Gouveia e Melo já se colocou politicamente. É um homem do centro pragmático, como a esmagadora maioria dos portugueses. Tem autoridade e é reconhecido por ter desempenhado com competência o seu trabalho. Os seus tiques de pequeno tiranete ficaram conhecidos por alturas da pandemia, é certo, mas não se esperaria que um país ansioso por ser pastoreado não apreciasse um bom cajado. Em Portugal, parece ter tudo para ser um bom pastor. Belém fica logo ao lado. Se alguém oriundo da classe política lhe quiser sobreviver, terá de mostrar ser mais do que aparenta ser. Terá de ser suprapartidário e provar que saberá melhor do que Gouveia e Melo o que vai fazer se for eleito Presidente da República. E, ainda assim, talvez não baste. Boa parte do país, eleitores de praticamente todos os partidos e abstencionistas, têm em Gouveia e Melo a promessa da salvação, a crença num homem que já lhes mostrou que o sol quando nasce é mesmo para todos e não para os mesmos de sempre, para a oligarquia, para aquilo a que a vox populi chama «a tralha». Parece ser ele, mais do que qualquer outro, a realização de mais um passo no destino que dita que em Portugal os regimes não duram mais de cinquenta anos, desta feita em modo de revolução gradual e não violenta. É difícil combater isto, porque a imagem é aliciante e auspiciosa. Os mesmos que o levam ao altar de Belém são, porventura, os mesmos que o acusam, ou acusarão de populismo. O almirante não chegou aqui sozinho, nem chegará mais além, se de facto o quiser, desacompanhado. Resta saber se não se arrependem.

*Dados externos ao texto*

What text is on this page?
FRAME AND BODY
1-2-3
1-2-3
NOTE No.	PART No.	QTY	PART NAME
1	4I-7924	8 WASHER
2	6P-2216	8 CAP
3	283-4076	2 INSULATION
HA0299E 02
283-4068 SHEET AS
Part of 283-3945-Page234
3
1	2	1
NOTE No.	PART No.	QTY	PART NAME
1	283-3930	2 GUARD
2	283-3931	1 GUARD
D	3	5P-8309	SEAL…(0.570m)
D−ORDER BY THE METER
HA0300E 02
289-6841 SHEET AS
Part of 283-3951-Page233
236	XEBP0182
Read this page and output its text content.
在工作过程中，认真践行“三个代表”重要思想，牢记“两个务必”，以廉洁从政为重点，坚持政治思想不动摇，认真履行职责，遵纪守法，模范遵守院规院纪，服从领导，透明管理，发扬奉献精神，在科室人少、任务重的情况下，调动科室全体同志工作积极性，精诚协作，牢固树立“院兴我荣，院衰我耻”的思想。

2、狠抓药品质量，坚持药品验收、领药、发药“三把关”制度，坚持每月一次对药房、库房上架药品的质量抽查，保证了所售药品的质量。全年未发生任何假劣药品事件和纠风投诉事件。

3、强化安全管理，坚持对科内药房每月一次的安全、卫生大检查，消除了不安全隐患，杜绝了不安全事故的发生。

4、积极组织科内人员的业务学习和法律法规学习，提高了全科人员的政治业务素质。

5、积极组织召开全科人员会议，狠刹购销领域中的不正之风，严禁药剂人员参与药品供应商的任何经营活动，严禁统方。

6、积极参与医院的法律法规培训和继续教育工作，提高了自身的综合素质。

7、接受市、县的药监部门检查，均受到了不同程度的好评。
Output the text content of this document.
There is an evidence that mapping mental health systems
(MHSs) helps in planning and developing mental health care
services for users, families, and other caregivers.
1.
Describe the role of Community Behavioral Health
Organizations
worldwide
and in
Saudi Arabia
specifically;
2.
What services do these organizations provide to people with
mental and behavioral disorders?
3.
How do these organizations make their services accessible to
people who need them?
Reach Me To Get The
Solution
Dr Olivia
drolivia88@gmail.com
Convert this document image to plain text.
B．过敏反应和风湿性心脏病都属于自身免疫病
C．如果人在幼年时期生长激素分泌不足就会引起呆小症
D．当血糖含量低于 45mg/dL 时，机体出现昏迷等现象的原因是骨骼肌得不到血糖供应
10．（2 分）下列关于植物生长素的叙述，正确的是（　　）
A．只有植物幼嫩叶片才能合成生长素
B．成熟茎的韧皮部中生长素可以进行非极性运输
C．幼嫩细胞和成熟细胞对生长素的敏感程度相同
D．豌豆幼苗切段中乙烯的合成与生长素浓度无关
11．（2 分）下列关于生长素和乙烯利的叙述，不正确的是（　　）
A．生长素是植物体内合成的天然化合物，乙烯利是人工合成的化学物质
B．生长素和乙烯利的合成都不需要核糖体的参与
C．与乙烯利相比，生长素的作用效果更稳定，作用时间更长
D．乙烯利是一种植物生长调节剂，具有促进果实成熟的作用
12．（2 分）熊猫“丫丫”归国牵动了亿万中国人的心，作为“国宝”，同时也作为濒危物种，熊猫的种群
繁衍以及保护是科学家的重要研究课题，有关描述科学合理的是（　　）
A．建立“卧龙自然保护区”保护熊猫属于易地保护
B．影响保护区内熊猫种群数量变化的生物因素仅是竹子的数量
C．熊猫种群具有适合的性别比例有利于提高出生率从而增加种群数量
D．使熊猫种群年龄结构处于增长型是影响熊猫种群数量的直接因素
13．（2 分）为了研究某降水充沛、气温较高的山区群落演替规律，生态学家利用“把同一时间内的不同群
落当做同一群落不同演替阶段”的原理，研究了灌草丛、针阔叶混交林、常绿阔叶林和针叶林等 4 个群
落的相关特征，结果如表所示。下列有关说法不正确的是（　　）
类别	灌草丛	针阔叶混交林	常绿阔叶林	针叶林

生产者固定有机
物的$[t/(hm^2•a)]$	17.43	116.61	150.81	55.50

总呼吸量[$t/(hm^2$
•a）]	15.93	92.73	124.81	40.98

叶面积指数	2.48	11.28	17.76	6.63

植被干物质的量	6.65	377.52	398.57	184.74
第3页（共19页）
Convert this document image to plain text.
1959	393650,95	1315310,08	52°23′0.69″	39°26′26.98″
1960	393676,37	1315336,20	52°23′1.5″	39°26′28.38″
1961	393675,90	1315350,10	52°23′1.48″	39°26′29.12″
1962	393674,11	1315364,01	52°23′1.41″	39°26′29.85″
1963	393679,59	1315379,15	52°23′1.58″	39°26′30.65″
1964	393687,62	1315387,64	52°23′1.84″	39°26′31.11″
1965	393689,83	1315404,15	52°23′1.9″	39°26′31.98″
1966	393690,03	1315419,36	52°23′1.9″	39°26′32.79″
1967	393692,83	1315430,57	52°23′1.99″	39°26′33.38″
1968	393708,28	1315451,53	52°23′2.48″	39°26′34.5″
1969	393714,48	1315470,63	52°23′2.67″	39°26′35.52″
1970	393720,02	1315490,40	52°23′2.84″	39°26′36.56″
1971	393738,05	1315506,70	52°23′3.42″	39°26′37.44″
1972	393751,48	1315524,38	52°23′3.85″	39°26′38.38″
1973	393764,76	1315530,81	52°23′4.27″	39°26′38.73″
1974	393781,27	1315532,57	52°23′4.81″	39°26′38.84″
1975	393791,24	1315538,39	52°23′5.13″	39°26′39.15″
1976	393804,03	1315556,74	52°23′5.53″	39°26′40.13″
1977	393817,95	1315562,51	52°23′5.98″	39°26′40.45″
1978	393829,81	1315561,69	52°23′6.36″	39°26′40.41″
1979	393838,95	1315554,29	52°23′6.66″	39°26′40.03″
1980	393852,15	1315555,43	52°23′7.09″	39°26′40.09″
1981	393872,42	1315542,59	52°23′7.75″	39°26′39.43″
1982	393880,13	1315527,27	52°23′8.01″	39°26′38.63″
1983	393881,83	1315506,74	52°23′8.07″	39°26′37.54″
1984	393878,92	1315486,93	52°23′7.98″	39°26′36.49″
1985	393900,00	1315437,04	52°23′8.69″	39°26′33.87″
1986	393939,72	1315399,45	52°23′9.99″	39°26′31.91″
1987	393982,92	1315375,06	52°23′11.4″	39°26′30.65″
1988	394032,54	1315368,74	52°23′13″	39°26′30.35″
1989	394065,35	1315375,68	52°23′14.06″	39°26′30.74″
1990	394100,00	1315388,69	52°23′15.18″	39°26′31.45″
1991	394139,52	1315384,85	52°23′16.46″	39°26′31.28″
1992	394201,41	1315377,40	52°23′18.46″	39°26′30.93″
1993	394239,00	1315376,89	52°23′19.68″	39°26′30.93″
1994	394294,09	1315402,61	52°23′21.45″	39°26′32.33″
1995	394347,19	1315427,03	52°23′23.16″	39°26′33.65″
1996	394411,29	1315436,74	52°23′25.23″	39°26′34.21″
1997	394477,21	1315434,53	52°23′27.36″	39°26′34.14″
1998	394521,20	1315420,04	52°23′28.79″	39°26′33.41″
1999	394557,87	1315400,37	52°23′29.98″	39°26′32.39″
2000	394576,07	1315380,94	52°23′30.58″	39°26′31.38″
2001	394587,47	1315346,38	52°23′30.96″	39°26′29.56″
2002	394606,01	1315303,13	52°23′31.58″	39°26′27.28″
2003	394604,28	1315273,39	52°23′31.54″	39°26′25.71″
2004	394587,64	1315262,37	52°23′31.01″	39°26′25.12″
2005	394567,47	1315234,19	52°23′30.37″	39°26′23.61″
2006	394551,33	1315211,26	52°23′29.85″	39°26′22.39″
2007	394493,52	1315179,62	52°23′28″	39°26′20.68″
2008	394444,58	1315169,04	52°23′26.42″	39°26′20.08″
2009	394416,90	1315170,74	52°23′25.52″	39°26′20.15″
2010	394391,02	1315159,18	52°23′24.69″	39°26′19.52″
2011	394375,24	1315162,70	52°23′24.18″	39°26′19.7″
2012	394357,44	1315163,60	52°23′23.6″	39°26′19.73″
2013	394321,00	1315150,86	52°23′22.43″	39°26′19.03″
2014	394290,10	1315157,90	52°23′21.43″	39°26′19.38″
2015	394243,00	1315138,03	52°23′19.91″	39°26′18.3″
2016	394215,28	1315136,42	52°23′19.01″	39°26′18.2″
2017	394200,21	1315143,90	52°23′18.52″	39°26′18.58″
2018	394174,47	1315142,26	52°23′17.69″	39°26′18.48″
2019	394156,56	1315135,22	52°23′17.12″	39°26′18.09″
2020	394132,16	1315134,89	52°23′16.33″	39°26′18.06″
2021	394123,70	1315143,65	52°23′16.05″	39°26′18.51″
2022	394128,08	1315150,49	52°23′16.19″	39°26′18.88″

Lembrei-me, por estes dias, da curiosa história do então jovem rei da Sérvia, Alexandre Obrenovic, que, em 1893, convocou o Governo para um banquete e às tantas se ergueu a meio do jantar. Os políticos levantaram-se, julgando tratar-se de um brinde. E viram a tropa entrar pelo salão, a mando do rei, prendendo-os a todos. O leitor interpretará, com a adequação devida à modernidade.